LUSOFONIA

A SEMANA : Primeiro diário caboverdiano em linha

Amnistia Internacional denuncia fome e miséria total no sul de Angola e responsabiliza o Governo pela situação 17 Outubro 2019

Dezenas de milhares de pequenos criadores de gado que foram afastados das suas terras para dar lugar a explorações pecuárias comerciais estão a ser expostos a um risco ainda maior de fome e inanição devido à seca que aflige o sul de Angola.

Amnistia Internacional denuncia fome e miséria total no sul de Angola e responsabiliza o Governo pela situação

A denúncia é da Amnistia Internacional (AI) e foi divulgada nesta terça-feira, 15, num longo relatório intitulado “O fim do paraíso do gado: Como os desvios de terras para explorações pecuárias minou a segurança alimentar nos Gambos, Angola”, acompanhado de fotografias e um vídeo. “A situação é de miséria, fome e abandono do Governo que retirou terras aos seus donos, sem indemnizaçáo e as entregou a empresários”.

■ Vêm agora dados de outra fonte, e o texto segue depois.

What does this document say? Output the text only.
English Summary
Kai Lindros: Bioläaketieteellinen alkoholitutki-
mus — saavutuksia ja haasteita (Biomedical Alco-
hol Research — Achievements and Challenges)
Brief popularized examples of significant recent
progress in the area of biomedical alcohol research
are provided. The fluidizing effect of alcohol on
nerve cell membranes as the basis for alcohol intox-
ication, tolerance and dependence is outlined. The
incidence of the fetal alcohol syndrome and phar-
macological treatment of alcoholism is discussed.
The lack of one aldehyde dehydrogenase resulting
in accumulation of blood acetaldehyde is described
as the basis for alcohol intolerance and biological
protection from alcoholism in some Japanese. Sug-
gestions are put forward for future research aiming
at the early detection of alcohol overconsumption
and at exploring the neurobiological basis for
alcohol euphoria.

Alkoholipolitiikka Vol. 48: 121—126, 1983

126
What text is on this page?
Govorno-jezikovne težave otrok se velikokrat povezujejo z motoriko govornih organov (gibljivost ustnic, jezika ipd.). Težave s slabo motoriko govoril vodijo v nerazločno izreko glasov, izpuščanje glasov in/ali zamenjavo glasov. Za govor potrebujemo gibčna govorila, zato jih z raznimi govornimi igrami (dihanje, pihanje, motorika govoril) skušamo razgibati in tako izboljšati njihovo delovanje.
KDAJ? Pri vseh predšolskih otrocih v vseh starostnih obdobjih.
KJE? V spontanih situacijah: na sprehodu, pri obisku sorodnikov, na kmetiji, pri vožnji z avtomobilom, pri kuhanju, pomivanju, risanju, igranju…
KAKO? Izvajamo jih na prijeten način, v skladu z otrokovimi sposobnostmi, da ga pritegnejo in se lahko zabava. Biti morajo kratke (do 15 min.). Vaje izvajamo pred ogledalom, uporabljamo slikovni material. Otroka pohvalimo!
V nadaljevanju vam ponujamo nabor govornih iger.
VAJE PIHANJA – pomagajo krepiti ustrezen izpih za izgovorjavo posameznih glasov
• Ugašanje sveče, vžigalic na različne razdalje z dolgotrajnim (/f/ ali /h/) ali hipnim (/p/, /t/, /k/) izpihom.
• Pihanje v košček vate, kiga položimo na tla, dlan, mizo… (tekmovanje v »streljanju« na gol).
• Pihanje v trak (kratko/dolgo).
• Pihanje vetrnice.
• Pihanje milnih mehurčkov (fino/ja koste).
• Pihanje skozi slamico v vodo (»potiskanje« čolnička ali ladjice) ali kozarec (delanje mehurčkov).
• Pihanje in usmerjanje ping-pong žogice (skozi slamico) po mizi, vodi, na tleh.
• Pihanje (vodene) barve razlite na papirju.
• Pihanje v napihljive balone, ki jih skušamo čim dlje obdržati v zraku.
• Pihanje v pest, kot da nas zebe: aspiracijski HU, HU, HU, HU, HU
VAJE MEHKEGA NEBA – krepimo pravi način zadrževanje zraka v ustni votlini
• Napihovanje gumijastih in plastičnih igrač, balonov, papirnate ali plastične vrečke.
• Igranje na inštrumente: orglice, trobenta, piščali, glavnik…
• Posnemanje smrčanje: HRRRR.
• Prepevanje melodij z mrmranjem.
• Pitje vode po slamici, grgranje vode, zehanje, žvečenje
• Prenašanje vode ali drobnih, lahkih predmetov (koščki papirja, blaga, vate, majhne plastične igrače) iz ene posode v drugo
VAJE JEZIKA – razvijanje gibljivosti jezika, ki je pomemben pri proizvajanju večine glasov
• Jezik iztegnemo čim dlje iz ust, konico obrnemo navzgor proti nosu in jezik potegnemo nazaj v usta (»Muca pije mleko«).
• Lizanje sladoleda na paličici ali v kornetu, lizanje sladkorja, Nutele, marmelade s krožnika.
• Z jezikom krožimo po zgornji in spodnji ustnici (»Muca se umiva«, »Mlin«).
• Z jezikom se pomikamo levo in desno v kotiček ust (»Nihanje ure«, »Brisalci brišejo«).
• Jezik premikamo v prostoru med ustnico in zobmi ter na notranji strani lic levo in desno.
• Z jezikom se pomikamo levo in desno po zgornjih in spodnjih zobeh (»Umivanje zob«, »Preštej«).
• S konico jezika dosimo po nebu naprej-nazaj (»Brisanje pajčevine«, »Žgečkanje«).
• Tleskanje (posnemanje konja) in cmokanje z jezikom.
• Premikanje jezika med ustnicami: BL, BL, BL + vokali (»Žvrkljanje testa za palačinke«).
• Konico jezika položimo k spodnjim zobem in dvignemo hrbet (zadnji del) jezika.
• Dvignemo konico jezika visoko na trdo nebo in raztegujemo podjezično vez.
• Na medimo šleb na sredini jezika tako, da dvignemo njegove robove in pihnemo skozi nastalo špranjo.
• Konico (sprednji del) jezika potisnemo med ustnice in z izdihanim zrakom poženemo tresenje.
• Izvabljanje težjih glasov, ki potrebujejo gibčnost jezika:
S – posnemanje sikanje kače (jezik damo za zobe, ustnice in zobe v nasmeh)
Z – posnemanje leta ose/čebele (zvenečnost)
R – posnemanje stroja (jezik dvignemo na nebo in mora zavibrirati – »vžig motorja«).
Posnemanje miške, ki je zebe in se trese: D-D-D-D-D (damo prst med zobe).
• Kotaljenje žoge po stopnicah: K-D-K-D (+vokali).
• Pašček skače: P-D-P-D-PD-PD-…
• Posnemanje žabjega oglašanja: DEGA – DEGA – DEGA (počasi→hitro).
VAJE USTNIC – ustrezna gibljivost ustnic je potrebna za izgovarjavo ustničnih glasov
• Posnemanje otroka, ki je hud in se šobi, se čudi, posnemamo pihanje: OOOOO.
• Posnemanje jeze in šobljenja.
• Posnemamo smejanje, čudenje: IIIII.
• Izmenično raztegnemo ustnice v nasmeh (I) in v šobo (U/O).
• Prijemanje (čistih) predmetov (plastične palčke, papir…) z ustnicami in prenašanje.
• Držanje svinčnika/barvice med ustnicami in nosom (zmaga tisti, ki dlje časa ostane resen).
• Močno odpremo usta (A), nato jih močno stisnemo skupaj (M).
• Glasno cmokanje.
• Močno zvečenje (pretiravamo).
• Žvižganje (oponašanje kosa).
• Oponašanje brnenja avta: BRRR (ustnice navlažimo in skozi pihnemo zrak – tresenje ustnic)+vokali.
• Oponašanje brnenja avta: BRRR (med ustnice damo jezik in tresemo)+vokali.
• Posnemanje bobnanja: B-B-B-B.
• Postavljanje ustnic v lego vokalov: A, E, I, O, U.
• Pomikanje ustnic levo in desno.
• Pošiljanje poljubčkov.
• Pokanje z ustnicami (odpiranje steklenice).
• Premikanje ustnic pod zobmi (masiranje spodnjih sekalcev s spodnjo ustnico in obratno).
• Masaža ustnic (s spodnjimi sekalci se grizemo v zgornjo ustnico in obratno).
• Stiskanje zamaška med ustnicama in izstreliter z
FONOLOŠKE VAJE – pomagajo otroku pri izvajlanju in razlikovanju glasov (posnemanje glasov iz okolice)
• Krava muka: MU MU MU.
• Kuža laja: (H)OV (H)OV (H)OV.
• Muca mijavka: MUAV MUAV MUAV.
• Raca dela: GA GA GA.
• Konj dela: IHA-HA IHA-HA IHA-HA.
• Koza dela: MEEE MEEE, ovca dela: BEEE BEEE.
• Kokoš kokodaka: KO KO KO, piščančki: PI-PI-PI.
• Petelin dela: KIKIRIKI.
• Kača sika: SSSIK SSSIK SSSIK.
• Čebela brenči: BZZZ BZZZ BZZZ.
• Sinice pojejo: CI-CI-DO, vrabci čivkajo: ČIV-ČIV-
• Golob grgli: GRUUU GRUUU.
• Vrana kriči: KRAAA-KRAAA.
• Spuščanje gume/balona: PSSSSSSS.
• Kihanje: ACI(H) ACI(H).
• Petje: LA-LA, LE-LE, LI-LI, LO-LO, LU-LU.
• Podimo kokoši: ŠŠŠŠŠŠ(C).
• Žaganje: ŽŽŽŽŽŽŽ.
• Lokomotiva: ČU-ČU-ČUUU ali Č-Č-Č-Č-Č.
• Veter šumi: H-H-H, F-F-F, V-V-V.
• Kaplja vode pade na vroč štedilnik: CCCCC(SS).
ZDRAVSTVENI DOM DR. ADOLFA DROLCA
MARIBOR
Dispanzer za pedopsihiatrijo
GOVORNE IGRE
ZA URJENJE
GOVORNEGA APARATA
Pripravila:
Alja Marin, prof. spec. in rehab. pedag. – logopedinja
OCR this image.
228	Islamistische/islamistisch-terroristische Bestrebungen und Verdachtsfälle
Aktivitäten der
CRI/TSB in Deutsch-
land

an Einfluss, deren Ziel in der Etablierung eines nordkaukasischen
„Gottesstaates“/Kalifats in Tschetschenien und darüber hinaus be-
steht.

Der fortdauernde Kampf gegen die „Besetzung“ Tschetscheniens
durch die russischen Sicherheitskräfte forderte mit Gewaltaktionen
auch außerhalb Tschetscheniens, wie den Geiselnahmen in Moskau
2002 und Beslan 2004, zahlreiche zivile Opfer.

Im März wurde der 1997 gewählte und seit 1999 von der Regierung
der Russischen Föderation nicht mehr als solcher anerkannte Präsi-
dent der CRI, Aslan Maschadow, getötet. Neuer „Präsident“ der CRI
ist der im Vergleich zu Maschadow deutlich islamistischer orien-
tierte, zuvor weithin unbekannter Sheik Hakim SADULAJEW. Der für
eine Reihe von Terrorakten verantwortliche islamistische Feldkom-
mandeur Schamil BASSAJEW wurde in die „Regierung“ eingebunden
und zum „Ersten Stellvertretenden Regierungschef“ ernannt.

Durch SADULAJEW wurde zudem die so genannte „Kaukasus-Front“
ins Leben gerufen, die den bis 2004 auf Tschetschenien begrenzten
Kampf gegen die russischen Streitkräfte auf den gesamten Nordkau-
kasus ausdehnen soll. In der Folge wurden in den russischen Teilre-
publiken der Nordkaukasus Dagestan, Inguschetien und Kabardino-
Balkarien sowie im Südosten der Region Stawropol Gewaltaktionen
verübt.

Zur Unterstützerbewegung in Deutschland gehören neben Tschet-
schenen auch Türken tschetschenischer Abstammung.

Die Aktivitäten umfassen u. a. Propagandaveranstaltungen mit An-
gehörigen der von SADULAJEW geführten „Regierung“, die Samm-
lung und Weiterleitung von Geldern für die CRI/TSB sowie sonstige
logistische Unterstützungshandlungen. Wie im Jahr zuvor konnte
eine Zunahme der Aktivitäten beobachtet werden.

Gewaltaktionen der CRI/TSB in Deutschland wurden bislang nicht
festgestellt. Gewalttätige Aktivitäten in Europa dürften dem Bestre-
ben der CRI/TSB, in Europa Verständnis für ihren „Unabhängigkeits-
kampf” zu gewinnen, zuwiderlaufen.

À organização de defesa dos direitos humanos, apela ao Governo medidas urgentes e “assistência alimentar de emergência às comunidades afectadas pela fome”. “A actual seca em Angola expôs o impacto devastador da pecuária comercial sobre as comunidades dos Gambos. Os criadores de gado tradicionais perderam as suas melhores pastagens e vêem agora, desesperados os seus filhos e famílias irem para a cama de estômago vazio,” denunciou Deprose Muchena, director regional para a África Austral da AI.

No documento, a AI apela ainda, ao Governo angolano que “proporcione, de imediato, assistência alimentar de emergência às comunidades afetadas pela fome, declare uma moratória às concessões de terras e nomeie uma comissão de inquérito para investigar como 46 explorações pecuárias comerciais acabaram por se ocupar dois terços das melhores pastagens na Tunda dos Gambos e no Vale de Chimbolela desde o fim da guerra civil, em 2002”.

A organização é peremptória em dizer que “o Governo não tem protegido os direitos destas comunidades, em particular, o seu direito à alimentação”.
No sul de Angola, “estas pessoas foram abandonadas a tentar sobreviver terras inférteis e improdutivas” e, agora que a seca aperta ainda mais, ficaram simplesmente sem nada para comer.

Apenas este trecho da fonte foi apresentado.